The online shopping company made waves recently by showing off small unmanned aircraft that it claims will be able to deliver parcels to consumers in 30 minutes. The drone delivery service, called Prime Air, could greatly speed up Amazon’s delivery times, creating a competitive advantage for it over other digital marketplaces and lowering the time-threshold advantage that traditional stores still enjoy over their online competition.
Amazon’s plans are not small.
“One day, seeing Amazon Prime Air will be as normal as seeing mail trucks on the road today, resulting in enormous benefits for consumers across the nation,” the company adds. It asks for the exemption so that it can be ready to launch its drones when the legal framework is in place for it to do so.
The drones, it claims, are on their eight and ninth generation, and can fly up to 50 miles per hour.
The FAA is currently testing drones at a number of locations in the United States, but has come under criticism that its work has been too slow thus far to meet set targets. If true, the FAA could in fact retard the growth of the drone industry, something that Amazon obviously thinks will be large.

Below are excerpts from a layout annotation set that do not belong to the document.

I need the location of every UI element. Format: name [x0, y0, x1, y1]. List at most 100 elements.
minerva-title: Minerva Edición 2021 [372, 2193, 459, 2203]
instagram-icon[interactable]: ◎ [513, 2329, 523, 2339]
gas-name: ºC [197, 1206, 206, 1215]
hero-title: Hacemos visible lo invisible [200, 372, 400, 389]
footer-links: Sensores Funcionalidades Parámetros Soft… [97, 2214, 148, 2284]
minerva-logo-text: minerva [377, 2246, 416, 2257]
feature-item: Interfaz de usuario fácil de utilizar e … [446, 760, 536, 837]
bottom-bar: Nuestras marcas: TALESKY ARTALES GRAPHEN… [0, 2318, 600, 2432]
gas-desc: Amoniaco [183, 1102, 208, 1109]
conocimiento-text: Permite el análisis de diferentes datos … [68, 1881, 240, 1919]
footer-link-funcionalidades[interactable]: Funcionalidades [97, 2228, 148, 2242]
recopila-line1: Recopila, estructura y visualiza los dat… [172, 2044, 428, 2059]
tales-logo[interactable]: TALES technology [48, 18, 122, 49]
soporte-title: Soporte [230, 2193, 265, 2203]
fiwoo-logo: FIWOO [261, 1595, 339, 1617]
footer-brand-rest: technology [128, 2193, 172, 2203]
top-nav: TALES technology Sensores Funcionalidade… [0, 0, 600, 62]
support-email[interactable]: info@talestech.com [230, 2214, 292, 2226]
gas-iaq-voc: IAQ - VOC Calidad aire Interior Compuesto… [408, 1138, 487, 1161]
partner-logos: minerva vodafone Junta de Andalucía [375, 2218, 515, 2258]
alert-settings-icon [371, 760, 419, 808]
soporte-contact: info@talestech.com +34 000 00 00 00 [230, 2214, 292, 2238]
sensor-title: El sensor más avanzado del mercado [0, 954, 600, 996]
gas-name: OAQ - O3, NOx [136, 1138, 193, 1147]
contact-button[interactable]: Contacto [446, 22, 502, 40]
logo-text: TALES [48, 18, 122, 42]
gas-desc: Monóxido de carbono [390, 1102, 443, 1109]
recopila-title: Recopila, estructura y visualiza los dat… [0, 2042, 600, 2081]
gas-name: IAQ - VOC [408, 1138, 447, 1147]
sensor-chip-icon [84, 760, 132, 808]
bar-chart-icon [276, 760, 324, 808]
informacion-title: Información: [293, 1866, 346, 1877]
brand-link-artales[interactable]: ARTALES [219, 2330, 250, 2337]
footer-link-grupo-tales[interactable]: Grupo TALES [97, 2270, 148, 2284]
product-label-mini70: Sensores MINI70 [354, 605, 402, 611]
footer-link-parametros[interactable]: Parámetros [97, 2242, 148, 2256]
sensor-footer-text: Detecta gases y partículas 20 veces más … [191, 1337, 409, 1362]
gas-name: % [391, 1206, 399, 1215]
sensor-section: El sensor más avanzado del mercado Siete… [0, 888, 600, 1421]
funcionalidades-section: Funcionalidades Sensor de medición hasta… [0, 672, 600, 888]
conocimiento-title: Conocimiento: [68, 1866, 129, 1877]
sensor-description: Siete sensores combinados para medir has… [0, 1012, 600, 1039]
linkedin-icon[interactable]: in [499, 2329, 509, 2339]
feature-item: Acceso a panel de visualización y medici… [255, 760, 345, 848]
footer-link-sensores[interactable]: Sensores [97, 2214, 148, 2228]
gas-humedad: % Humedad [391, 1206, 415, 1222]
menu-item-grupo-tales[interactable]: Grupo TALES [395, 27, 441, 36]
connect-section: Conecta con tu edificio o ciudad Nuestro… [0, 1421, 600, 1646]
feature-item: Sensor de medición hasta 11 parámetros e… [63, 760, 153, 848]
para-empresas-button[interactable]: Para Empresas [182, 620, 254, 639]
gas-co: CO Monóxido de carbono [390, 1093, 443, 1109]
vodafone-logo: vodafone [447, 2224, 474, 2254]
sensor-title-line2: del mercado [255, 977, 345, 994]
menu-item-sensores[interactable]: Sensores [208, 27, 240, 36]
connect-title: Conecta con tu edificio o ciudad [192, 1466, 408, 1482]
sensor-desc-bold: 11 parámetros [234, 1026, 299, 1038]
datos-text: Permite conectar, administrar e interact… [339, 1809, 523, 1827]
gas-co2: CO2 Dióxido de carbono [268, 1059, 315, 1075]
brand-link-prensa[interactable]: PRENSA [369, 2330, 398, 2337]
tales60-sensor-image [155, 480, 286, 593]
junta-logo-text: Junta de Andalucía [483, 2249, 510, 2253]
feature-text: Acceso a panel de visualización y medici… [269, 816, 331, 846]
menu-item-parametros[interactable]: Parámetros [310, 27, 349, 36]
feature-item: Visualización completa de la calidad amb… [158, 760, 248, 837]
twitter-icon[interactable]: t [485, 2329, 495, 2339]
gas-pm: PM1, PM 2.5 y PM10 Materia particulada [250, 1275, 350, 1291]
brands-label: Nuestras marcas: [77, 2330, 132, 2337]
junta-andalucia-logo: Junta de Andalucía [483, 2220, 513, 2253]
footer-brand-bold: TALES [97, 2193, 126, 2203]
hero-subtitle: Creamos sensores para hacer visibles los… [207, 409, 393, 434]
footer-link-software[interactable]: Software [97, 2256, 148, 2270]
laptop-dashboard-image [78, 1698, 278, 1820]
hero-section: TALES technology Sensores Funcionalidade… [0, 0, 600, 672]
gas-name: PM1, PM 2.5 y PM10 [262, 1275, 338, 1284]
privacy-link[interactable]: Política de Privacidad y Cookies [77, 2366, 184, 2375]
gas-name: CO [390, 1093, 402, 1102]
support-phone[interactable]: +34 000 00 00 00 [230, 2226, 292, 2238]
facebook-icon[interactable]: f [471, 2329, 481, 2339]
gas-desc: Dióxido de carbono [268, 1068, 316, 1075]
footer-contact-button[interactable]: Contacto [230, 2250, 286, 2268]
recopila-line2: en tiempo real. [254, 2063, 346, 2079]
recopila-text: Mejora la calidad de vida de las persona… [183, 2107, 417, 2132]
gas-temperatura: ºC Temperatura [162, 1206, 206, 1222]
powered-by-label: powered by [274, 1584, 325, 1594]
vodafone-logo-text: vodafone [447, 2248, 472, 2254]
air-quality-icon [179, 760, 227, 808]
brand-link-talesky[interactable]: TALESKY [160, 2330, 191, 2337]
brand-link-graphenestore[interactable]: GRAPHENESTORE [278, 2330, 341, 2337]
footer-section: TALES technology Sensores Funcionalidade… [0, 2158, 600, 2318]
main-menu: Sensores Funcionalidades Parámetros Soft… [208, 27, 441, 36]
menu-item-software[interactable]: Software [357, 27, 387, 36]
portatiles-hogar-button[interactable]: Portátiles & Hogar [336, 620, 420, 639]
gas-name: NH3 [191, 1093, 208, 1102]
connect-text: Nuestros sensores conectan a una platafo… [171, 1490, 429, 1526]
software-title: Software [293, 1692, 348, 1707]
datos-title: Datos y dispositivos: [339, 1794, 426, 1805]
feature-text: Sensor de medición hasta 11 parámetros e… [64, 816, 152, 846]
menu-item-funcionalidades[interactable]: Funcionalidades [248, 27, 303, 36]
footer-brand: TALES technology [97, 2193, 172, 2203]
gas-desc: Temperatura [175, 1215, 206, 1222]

Why is there foot-dragging about drones? There are rules in place that allow hobbyists to have fun, of course, but commercial use has been frowned on by the government for some time. You can understand their concerns: The FAA is tasked with keeping the skies safe. What happens when a drone accidentally flies into a commercial air pattern and takes out the cockpit window and a few hundred people. That’s a dire hypothetical, but you get the drift.
I’d love to lay wagers on what major technology company is the second into drone technology on Amazon’s scale. Microsoft probably has something in the lab. Google is more focused on cars, and Apple? Well, I don’t see that happening.
Also, when will the first drone-first e-commerce company launch to take on Amazon. And finally, how much venture capital money will be expended in whatever becomes the drone sector rat-race to become Big Drone.
Let’s hope it’s not the next clean tech.